Making friends with each other and with books - includes related information

Children Today, Jan-Feb, 1992 by Joan Schine, Diana Bianco

Juan and Tara listen intently as Jaheem, a 14-year-old Child Care Helper, reads to them from one of their favorite books. Jaheem asks the children questions about the book to ensure that they not only enjoyed but understood what they heard. Later, Jaheem will encourage the children to discuss the books they have read together. Did they like them? What was their favorite and least favorite part? Jaheem will offer her opinions too. Would she read it again to young children? Why or why not?

Jaheem, like other Reading Helpers, will write down these shared conclusions. The final result, a joint accomplishment of the four-year-olds and the young adolescents, will be included in the Helper Review of Books, published by the Early Adolescent Helper Program, the action arm of the National Center for Service Learning in Early Adolescence. Each year these reviews cap the Helpers Promoting Reading project.

Since its inception in 1981, the Early Adolescent Helper Program has initiated programs that respond to the unique developmental needs of early adolescents. The Helper Program provides young teens with opportunities to perform meaningful and responsible tasks in their communities. Working in child care centers, after-school programs, and senior centers, Helpers test their skills, relate in new ways to individuals and institutions and try on adult roles as they connect classroom learning to "real world" experiences.

In 1988, with support from the Robert Bowne Foundation, Helpers Promoting Reading began as a way to encourage a love of reading and to develop reading skills for both young children and early adolescents. Helpers Promoting Reading introduces Helpers and children to a variety of children's books. As they become familiar with books that reflect their own interests, appeal to their sense of fun, and help to make sense of a puzzling environment, both groups come to see reading as fun and interesting, as recreation rather than another adult-imposed chore.

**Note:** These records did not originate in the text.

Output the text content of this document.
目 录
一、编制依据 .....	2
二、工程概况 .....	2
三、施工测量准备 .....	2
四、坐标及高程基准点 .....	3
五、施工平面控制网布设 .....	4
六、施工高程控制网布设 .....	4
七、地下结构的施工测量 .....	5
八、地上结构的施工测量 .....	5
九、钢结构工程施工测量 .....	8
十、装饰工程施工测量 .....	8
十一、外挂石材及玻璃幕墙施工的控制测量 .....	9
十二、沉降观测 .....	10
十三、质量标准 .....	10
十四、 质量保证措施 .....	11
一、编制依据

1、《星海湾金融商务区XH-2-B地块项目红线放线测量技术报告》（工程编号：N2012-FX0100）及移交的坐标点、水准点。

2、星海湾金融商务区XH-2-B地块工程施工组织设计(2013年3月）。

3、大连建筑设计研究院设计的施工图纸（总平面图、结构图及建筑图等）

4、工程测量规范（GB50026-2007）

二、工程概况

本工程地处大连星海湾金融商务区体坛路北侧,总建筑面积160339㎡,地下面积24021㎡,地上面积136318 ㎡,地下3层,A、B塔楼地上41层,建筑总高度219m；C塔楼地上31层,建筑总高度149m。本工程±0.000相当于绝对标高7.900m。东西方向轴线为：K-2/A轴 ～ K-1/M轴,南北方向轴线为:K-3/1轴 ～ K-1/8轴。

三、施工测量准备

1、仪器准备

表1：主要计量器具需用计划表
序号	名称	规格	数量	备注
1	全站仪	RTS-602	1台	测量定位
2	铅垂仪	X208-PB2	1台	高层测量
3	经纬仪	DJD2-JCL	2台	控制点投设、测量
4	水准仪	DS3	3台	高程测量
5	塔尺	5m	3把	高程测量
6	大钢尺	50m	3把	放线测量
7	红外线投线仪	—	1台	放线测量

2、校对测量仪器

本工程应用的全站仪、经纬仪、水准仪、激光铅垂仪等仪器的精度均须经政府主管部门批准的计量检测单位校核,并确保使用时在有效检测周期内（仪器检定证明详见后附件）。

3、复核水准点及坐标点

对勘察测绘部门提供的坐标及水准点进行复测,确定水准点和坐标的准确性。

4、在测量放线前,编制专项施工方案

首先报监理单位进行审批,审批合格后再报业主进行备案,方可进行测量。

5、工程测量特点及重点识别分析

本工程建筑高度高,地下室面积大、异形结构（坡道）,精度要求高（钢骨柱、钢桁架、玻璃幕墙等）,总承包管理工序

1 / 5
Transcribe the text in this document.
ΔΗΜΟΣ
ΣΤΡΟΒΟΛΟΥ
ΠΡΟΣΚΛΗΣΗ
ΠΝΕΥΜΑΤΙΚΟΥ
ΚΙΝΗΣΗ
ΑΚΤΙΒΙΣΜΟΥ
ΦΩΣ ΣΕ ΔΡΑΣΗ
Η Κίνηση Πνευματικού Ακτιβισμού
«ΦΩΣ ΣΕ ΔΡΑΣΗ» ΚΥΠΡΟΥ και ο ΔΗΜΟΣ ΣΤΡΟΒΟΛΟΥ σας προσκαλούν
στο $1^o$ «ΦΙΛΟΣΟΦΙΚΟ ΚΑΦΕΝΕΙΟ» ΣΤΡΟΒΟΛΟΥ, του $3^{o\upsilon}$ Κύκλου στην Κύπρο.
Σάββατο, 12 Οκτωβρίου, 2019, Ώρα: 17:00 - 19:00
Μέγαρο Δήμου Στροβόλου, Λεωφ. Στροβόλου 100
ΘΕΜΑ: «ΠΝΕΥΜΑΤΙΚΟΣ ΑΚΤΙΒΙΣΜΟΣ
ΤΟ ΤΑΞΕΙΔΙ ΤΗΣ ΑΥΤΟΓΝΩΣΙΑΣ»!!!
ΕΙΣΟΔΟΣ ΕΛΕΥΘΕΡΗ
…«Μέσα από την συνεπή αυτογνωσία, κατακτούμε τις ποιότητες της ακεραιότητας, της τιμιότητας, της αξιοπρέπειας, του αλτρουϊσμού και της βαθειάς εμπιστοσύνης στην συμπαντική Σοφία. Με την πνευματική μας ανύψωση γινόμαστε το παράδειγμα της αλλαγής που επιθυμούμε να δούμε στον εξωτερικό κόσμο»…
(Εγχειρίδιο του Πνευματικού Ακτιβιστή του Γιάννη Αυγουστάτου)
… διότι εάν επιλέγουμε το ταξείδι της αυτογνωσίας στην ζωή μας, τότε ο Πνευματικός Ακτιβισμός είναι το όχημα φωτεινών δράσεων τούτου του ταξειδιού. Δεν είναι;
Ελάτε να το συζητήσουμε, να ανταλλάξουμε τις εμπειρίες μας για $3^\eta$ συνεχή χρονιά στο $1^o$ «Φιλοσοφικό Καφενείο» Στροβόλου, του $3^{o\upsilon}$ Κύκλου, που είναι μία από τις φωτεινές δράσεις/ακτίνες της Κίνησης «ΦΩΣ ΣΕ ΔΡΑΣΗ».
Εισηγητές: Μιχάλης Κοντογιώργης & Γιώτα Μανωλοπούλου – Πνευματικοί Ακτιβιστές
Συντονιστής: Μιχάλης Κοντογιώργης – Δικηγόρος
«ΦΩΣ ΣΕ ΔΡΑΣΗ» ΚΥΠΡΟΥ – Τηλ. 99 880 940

Reading Helpers are usually already involved as Helpers in early childhood or after-school centers, and participate in weekly seminars where they learn about child development and about the setting where they work. The seminar, led by a Program Leader--a trained teacher or guidance counselor--also gives Helpers the opportunity to learn from each other in discussing the problems and successes they experience at the placement site. The Program Leader is familiar with the materials and approach of the Early Adolescent Helper Program, and with the special seminars that have been developed for Reading Helpers.

In these sessions, Helpers learn how to choose, critique and read aloud children's books. Through discussion, practice, and role playing, they learn how to capture children's interest, how to help children discuss and understand the books and stories being read. As they use their new skills at the placement site, they enjoy a sense of mastery and are able to analyze the strategies and practices they employ. In their seminars, several groups of adolescents came up with "Tips for Reading Aloud." According to these Helpers, when reading aloud to young children:

* Read clearly and slowly but

enthusiastically;

* If you don't know a word, substitute

another;

* If children don't know a word, explain it:

* Don't be boring; use different voices and

overexaggerate certain words;

* Make eye contact with the children;

* Ask what they liked and didn't like and

what they learned;

* Read loudly enough for everyone to hear.

Program Rationale

Scarcely a week passes without some expression of alarm in the media or from prospective employers concerning the low level of skills exhibited by the young. There is little doubt that, for most young people, reading lags far behind TV, spectator sports, movies, and "hanging out" as a leisure time activity. Remedial programs seem only to dull still further any motivation to turn to books for fun. If we want to motivate young people to develop "literacy skills," we need to find ways to make the acquisition of such skills rewarding.

Helpers Promoting Reading encourages middle school students and the preschoolers or elementary school youngsters with whom they work in Child Care and After-School Helper Programs to see reading as a source of pleasure, an experience to enjoy and to share. At the same time, it motivates both Helpers and the younger children to explore the world of books and reading in a non-threatening environment.

Helpers Promoting Reading aims to move both young children and early adolescents towards an appreciation of books and reading as a personal resource, a source of pleasure and a tool for communication. It also encourages both groups to think critically, enabling them to make their own judgements about books rather than unquestioningly accepting a "voice of authority."

At the placement site, the Helper's activities develop into explorations of skill. As these early adolescents "flex" their reading "muscles," they are investigating the adult role of teacher or child care worker. Reading then becomes not a prelude to a test, or an adventure in embarrassed mispronunciation, but rather part of an adult role, a connection with another individual, and an experience of mastery.